Birçok film izleyicisi ve eleştirmenin Anderson sinemasına getirdiği eleştiriler genellikle bir noktada birleşir: Filmlerde içsel bir havailik/hoppalık yaratabilmek için özden/esastan vazgeçilerek forma yönelik zorlamalar sıkça gözümüze sokulur ve bunun sonucu olarak da zihnimize fazla bir faydası olmayan, süslü bir şeker yemiş gibi hissederiz filmin sonunda. Farklı şekillerde sıkça yinelenen bu tespitin filmlerde yer yer haklı çıktığını kabul etsek de her bir estetik müdahalenin eninde sonunda filmin yegâne amacına ve alt metinlerine hizmet ettiklerini savunuyoruz. Bu noktada Anderson’ın film müziği zekâsı konusunda isminin Quentin Tarantino, Martin Scorsese, Jim Jarmusch ve Cameron Crowe gibi üstat müzik düşkünlerinin yanında anılması gerektiğine inanıyoruz. Bu yönetmenin matrak ve aynı zamanda hüzünlendirici sinemasının hayata edebi bir ayna tuttuğunu ve varoluştaki güzel şeylerin özellikle altını çizdiğini gözlemiyoruz. Bu amaca hizmet etmesi için seçtiği parçalar ve bestelettiği müzikler de evinin ardındaki garajda yeniden keşfedilmeyi bekleyen kutu kutu eski plaklardan, arkadaşlar arasında elden ele gezen çekme kasetlerden geliyormuş gibi tınlıyor. Bu hissiyat da onun yaratmak istediği sinema evreni içinde muazzam bir tema bütünlüğü yaratıyor.

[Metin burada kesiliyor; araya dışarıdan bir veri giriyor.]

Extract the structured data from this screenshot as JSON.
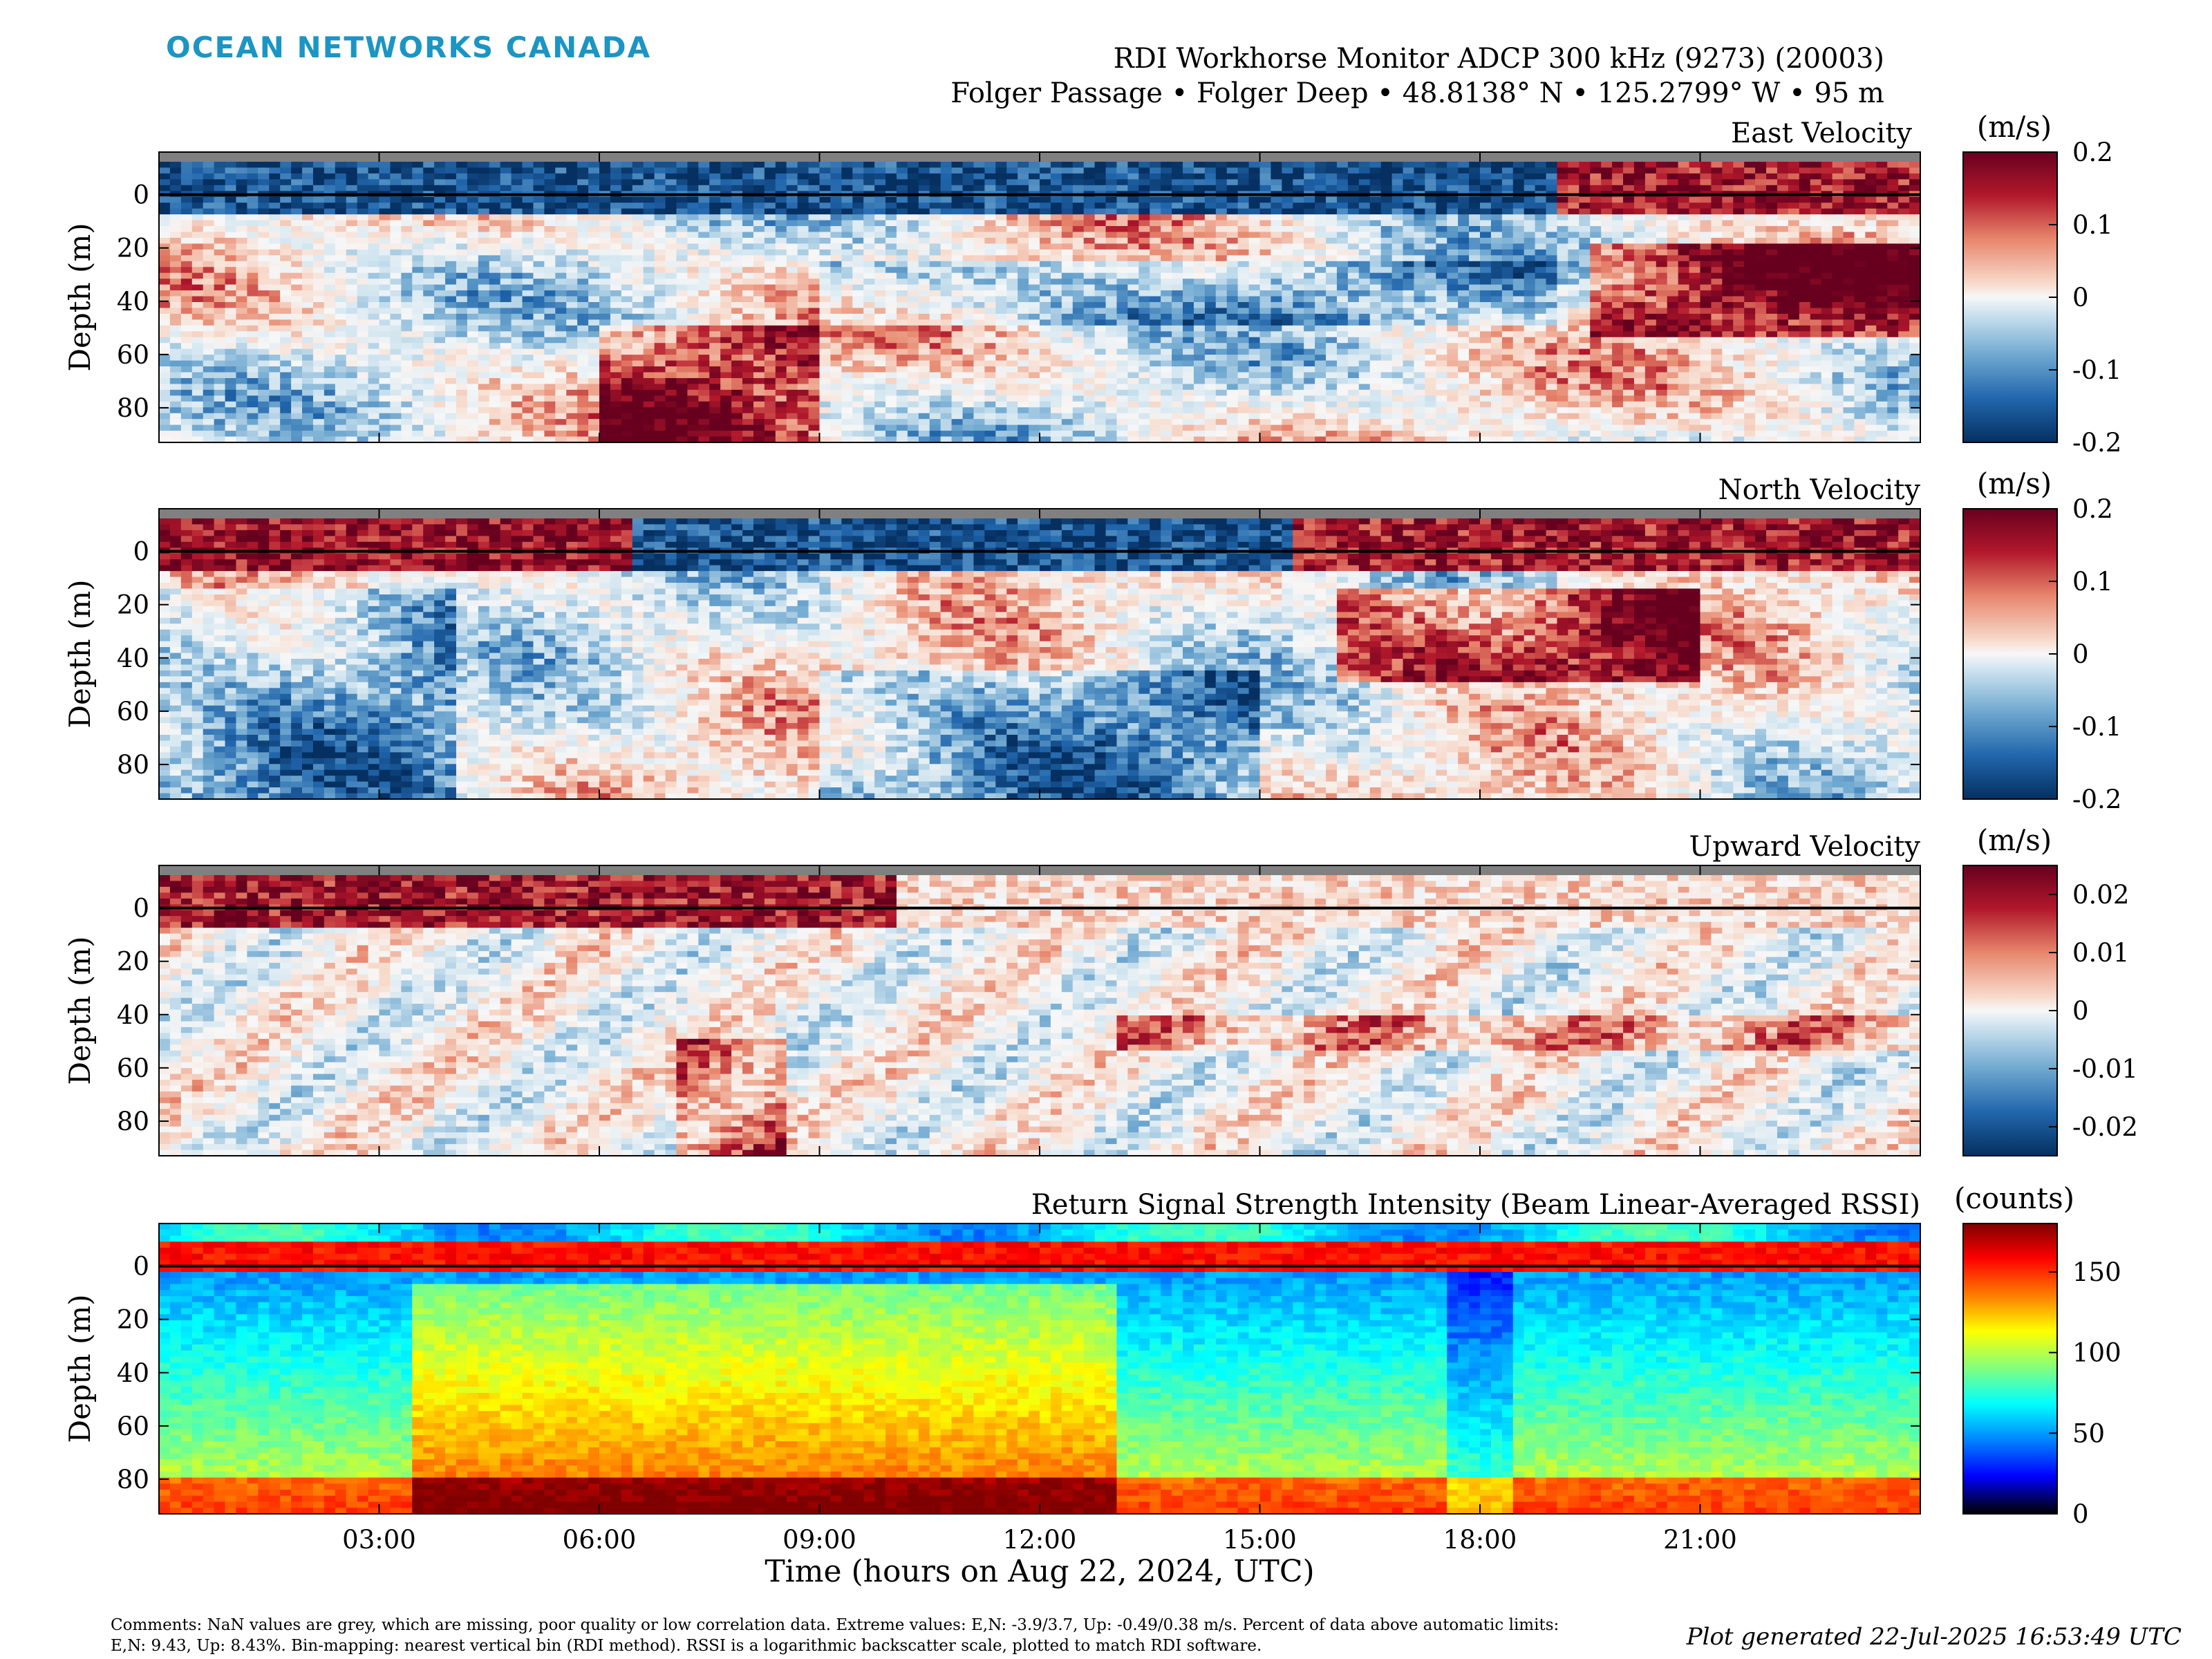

[1] New Wave: Özellikle 70’lerin sonundan 80’lerin ortasına kadar popüler olmuş, punk rock etkili, elektronik müzik ve diskodan esinler barındıran rock müzik alt türü.
[2] http://lwlies.com/articles/mark-mothersbaugh-on-working-with-wes-anderson/
[3] 1960’ların ortasında İngiliz pop ve rock gruplarının Amerikan sahnesini ele geçirdiği dönem.